Amy Bentley  is Professor in the Department of Nutrition and Food Studies at New York University. A historian with interests in the social, historical, and cultural contexts of food, she is the author of Inventing Baby Food: Taste, Health, and the Industrialization of the American Diet (University of California Press, 2014) (, which was a finalist for a James Beard Award, and also winner of the ASFS Best Book Award. Other publications include Eating for Victory: Food Rationing and the Politics of Domesticity (University of Illinois, 1998), A Cultural History of Food in the Modern Era (editor) (Berg, 2011), as well as articles on such diverse topics as ketchup in Reagan’s America, the politics of southwestern cuisine, and a historiography of food riots.
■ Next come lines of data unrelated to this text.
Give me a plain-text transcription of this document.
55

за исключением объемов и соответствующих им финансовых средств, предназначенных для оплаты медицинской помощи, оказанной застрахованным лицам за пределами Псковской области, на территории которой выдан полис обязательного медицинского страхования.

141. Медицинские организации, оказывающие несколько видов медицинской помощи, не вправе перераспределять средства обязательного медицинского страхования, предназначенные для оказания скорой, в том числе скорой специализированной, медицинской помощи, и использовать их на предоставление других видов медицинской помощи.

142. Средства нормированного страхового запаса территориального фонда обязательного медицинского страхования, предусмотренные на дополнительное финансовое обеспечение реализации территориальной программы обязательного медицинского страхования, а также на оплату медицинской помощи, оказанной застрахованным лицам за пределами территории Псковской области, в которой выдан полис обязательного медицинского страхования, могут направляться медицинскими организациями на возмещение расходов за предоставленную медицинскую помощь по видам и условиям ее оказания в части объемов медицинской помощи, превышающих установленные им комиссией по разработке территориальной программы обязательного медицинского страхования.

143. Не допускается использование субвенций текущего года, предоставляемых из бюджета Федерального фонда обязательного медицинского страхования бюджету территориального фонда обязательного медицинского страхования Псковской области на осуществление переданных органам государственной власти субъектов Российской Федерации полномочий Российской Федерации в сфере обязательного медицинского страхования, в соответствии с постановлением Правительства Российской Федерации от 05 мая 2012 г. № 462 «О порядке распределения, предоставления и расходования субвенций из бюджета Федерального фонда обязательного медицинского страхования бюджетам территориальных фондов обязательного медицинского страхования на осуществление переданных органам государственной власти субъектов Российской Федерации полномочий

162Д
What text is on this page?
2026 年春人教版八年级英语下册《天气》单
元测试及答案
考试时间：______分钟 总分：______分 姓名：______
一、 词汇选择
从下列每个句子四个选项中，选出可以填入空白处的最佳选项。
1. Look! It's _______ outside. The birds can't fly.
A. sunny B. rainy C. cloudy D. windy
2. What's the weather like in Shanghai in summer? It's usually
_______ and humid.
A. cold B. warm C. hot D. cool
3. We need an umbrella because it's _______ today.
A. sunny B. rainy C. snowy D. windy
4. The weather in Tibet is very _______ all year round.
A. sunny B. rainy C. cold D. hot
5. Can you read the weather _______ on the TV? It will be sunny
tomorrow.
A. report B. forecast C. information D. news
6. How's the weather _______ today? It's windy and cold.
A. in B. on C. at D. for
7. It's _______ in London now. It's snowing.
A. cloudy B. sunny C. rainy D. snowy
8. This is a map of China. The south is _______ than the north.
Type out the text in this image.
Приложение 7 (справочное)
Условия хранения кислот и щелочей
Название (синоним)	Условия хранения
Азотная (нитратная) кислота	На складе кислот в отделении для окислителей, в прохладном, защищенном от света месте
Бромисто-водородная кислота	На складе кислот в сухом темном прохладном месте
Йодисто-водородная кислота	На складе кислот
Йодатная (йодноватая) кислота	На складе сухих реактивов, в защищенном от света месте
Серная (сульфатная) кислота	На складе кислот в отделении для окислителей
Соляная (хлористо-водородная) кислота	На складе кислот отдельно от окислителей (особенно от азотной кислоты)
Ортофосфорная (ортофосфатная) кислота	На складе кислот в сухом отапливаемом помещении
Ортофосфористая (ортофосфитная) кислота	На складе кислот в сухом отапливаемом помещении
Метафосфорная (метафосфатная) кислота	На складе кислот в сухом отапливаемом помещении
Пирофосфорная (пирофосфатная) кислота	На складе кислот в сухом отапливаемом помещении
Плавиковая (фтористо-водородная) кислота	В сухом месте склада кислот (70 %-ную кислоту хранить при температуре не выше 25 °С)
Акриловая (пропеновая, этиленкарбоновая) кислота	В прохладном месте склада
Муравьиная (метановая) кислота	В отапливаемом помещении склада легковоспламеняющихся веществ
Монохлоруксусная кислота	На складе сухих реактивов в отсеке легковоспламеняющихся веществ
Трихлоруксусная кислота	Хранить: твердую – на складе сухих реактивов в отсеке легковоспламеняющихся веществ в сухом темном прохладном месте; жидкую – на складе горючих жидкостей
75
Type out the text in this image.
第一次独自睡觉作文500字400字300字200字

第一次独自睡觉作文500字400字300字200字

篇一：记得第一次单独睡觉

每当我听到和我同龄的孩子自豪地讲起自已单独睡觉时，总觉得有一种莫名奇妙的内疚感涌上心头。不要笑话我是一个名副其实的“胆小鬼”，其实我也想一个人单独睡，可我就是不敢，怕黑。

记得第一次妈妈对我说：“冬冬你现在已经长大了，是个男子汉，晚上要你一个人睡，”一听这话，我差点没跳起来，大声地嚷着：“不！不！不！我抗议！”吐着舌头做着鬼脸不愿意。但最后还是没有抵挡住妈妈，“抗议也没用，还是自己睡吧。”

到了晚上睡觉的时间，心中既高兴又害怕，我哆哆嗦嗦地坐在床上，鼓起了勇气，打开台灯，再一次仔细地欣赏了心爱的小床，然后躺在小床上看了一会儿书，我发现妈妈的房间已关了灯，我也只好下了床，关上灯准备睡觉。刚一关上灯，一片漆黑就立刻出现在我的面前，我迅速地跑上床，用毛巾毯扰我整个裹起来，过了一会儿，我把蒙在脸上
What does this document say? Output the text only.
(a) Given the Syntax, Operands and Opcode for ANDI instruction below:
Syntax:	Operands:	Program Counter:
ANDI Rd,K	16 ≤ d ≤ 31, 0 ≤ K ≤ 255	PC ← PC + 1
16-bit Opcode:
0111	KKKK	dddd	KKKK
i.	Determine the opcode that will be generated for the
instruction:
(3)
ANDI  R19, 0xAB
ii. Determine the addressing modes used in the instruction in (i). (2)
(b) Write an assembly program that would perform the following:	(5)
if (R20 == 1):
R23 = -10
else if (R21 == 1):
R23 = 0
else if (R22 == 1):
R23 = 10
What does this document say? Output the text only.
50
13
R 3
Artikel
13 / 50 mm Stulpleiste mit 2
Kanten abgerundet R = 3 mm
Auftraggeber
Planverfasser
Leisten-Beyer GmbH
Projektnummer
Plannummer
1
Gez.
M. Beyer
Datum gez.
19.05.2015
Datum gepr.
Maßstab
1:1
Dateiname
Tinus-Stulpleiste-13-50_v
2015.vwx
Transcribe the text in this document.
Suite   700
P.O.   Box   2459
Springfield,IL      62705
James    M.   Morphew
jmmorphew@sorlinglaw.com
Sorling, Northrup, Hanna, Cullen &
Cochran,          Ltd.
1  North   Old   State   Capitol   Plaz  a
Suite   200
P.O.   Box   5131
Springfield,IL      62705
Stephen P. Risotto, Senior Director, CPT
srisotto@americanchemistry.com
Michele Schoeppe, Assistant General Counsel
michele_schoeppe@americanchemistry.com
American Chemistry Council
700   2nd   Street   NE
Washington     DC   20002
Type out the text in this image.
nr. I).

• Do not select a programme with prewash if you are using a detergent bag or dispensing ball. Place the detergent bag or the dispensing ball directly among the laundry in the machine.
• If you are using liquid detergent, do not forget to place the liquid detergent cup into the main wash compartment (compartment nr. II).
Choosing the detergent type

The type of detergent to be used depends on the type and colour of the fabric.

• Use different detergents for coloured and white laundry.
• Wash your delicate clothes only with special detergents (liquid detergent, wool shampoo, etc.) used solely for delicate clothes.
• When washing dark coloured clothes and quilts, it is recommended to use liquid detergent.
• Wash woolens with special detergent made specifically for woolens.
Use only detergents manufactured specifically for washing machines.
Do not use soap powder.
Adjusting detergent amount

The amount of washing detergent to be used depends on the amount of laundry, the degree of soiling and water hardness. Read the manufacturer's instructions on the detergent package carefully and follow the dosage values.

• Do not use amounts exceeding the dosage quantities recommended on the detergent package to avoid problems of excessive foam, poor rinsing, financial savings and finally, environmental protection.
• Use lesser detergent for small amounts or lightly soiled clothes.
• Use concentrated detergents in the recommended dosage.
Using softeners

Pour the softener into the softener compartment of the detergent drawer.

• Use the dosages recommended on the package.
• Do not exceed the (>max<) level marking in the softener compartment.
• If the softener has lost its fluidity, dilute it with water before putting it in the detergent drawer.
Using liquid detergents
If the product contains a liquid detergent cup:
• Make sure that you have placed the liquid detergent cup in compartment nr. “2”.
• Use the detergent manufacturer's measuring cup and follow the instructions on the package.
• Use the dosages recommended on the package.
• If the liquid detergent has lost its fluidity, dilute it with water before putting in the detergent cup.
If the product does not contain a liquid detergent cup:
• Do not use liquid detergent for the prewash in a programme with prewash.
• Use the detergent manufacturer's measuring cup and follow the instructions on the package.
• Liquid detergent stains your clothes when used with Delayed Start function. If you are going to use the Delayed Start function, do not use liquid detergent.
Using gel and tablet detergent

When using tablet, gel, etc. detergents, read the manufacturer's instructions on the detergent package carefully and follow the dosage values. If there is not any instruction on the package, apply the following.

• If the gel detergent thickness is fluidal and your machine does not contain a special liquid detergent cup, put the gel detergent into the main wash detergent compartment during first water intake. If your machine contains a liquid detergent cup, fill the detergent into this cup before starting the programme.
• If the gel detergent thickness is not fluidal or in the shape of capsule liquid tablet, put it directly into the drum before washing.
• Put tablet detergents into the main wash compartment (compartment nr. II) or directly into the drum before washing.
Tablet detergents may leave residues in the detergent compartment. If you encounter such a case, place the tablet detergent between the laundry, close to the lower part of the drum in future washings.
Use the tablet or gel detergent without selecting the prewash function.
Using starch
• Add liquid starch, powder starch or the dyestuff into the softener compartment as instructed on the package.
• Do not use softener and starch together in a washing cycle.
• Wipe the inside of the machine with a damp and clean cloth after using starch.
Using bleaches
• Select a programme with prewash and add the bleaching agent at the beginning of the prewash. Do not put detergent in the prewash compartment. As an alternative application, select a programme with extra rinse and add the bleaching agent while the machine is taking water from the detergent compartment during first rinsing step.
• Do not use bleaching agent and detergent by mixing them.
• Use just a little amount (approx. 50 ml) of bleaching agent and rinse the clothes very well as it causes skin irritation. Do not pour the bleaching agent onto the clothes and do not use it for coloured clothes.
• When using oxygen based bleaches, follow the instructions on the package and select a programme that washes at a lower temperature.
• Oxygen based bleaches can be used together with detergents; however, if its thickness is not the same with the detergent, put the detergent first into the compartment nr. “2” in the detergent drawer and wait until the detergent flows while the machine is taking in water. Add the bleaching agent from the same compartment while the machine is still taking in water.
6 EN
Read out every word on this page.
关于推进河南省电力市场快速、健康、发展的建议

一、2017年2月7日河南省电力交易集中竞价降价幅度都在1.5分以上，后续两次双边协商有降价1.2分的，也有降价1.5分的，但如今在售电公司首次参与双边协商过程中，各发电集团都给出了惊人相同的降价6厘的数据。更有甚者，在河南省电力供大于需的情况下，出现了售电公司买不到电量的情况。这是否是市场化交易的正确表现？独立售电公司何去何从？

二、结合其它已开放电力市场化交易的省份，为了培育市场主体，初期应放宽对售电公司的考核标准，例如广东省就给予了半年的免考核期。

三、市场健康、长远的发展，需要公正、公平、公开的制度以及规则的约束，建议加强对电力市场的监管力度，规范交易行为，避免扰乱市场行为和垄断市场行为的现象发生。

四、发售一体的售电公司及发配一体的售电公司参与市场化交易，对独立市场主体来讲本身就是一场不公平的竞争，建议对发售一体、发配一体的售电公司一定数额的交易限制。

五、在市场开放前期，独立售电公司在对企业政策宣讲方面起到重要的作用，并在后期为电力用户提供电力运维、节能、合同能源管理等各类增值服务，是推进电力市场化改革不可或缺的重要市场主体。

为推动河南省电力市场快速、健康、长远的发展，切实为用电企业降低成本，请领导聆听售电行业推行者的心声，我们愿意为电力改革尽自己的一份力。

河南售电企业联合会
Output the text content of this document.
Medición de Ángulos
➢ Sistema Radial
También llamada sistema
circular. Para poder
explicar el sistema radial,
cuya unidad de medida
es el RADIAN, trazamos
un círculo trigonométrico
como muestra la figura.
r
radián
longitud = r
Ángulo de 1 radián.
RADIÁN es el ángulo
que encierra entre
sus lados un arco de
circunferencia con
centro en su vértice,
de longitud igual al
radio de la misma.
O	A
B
Her current research projects include a history of food in US hospitals, and the meanings and uses of food production in religious communities.

Massimo Leone is Full Professor of Semiotics and Cultural Semiotics at the Department of Philosophy and Educational Sciences of the University of Turin, and Permanent Part-Time Professor of Semiotics at Shanghai University. He graduated in Communication Studies from the University of Siena, and holds a DEA in History and Semiotics of Texts and Documents from Paris VII, an MPhil in Word and Image Studies from Trinity College Dublin, a PhD in Religious Studies from the Sorbonne, and a PhD in Art History from the University of Fribourg. He was visiting scholar at many universities and research centres in Europe, Asia, Australia and the United States. Prof. Leone’s expertise in the field of cultural semiotics and communication studies is reflected by his outstanding academic production: he has lectured in the five continents and single-authored seven books, edited twenty collective volumes, and published more than three hundred papers. He is the chief editor of Lexia, the Scopus-indexed international journal of CIRCe, and editor of the book series Semiotics of Religion (Walter de Gruyter) and I Saggi di Lexia (Aracne).